29. A prayer for future medical expense is not an ordinary prayer that a court can grant in its discretion but it is a special award that must be pleaded specifically and proved. In the case of Tracom Limited & another v Hassan Mohamed Adan [2016] KECA 150 (KLR), the Court of Appeal stated: -“…We readily agree that the claim for future medical expenses is a special claim though within general damages, and needs to be specifically pleaded and proved before a court of law can award it. In the case of Kenya Bus Services Ltd vs. Gituma (2004) 1 EA 91, this Court, stated: -“And as regards future medication (physiotherapy), the law is also well established that although an award of damages to meet the cost thereof is made under the rubric of general damages, the need for future medical care is itself special damage and is a fact that must be pleaded if evidence thereof is to be led and the court is to make an award in respect thereof. That follows from the general principle that all losses other than those which the law does contemplate as arising naturally from infringement of a person’s legal right should be pleaded.”We understand that to mean that once the plaintiff pleads that there would be need for further medication and hence future medical expenses will be necessary, the plaintiff may not need to specially state what amount it will be as indeed the exact amount of that future expenses will depend on several other matters such as the place where the treatment will be undertaken, and if overseas, the strength of the currency particularly Kenya currency at the time treatment is undertaken and of course the turn that the injury will have taken at the time of the treatment. We think all that will be necessary to plead (if it has to be pleaded at all) is the approximate sum of money that the future medical expenses will require…”

30. This award was not faulted by either party. It is my finding therefore that the award of Kshs 75,000/= for future medical expenses was sufficient and reasonable. I therefore uphold the award.

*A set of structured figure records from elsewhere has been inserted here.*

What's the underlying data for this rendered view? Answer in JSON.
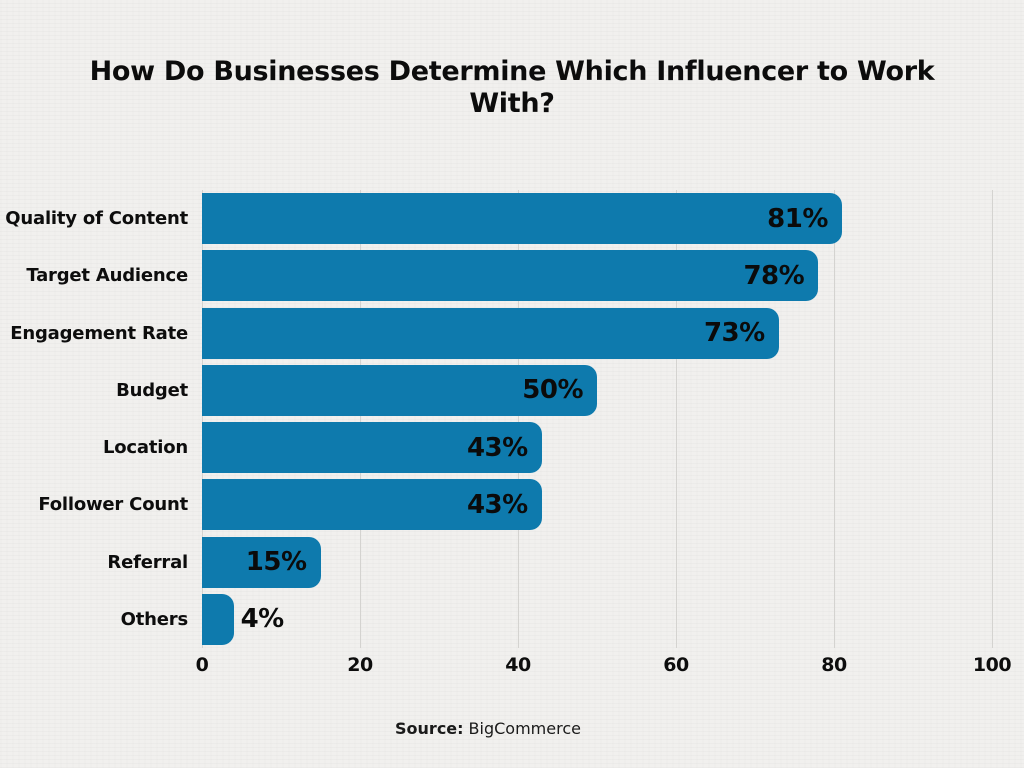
{
  "chart_data": {
    "type": "bar",
    "orientation": "horizontal",
    "title": "How Do Businesses Determine Which Influencer to Work With?",
    "categories": [
      "Quality of Content",
      "Target Audience",
      "Engagement Rate",
      "Budget",
      "Location",
      "Follower Count",
      "Referral",
      "Others"
    ],
    "values": [
      81,
      78,
      73,
      50,
      43,
      43,
      15,
      4
    ],
    "value_labels": [
      "81%",
      "78%",
      "73%",
      "50%",
      "43%",
      "43%",
      "15%",
      "4%"
    ],
    "xlabel": "",
    "ylabel": "",
    "xlim": [
      0,
      100
    ],
    "x_ticks": [
      0,
      20,
      40,
      60,
      80,
      100
    ],
    "grid": "vertical",
    "legend": "none"
  },
  "source": {
    "label": "Source:",
    "name": "BigCommerce"
  },
  "colors": {
    "bar": "#0e7aad",
    "background": "#f1f0ee",
    "gridline": "#d4d3d0",
    "text": "#0d0d0d"
  }
}
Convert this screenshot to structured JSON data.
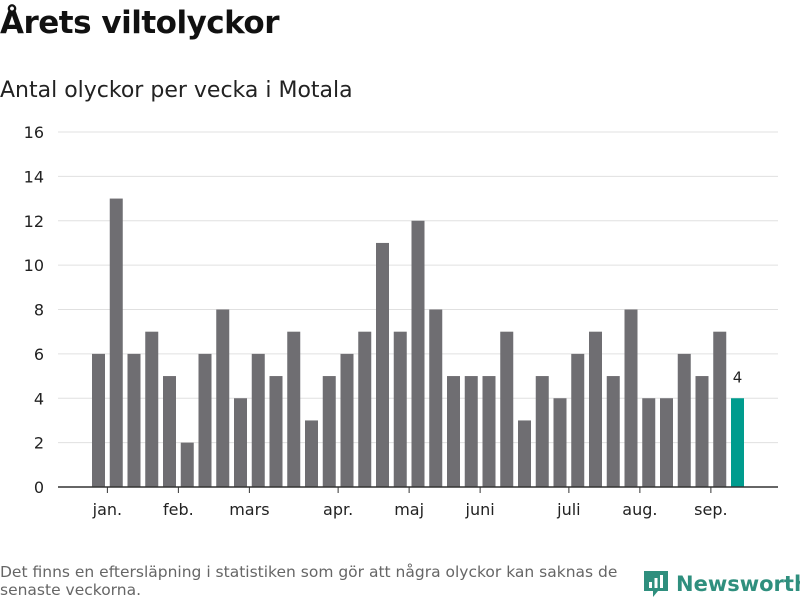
{
  "header": {
    "title": "Årets viltolyckor",
    "subtitle": "Antal olyckor per vecka i Motala"
  },
  "footer": {
    "note": "Det finns en eftersläpning i statistiken som gör att några olyckor kan saknas de senaste veckorna.",
    "brand": "Newsworthy"
  },
  "chart_data": {
    "type": "bar",
    "title": "Antal olyckor per vecka i Motala",
    "xlabel": "",
    "ylabel": "",
    "ylim": [
      0,
      16
    ],
    "yticks": [
      0,
      2,
      4,
      6,
      8,
      10,
      12,
      14,
      16
    ],
    "values": [
      6,
      13,
      6,
      7,
      5,
      2,
      6,
      8,
      4,
      6,
      5,
      7,
      3,
      5,
      6,
      7,
      11,
      7,
      12,
      8,
      5,
      5,
      5,
      7,
      3,
      5,
      4,
      6,
      7,
      5,
      8,
      4,
      4,
      6,
      5,
      7,
      4
    ],
    "month_labels": [
      {
        "label": "jan.",
        "bar_index": 0.5
      },
      {
        "label": "feb.",
        "bar_index": 4.5
      },
      {
        "label": "mars",
        "bar_index": 8.5
      },
      {
        "label": "apr.",
        "bar_index": 13.5
      },
      {
        "label": "maj",
        "bar_index": 17.5
      },
      {
        "label": "juni",
        "bar_index": 21.5
      },
      {
        "label": "juli",
        "bar_index": 26.5
      },
      {
        "label": "aug.",
        "bar_index": 30.5
      },
      {
        "label": "sep.",
        "bar_index": 34.5
      }
    ],
    "highlight_index": 36,
    "highlight_label": "4",
    "grid": true,
    "colors": {
      "bar": "#6f6e72",
      "highlight": "#009c8e",
      "grid": "#e0e0e0",
      "axis": "#333333"
    }
  }
}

31. The final computation is as below: -i.General Damages Kshs 600,000/=Add special damages Kshs 98,440/=Add Future Medical Expenses Kshs 75,000/=Kshs 773,440/=Less 40% Contribution Kshs 309,376/=Kshs 464,064/=

32. In the end, the Memorandum of Appeal dated 16th August 2023 is successful as the Appellant is found to be 60% liable and the Respondent is found to be 40% liable for the accident. The Appellant shall have half the costs of this Appeal while the other half goes to the Respondent.The costs in the original suit shall remain as awarded by the trial court.

JUDGEMENT DELIVERED, DATED AND SIGNED AT BOMET THIS 29TH APRIL, 2025. .................................HON. JULIUS K. NG’ARNG’ARJUDGEJudgement delivered in the absence of the parties and their advocates. Siele/Susan (Court Assistants).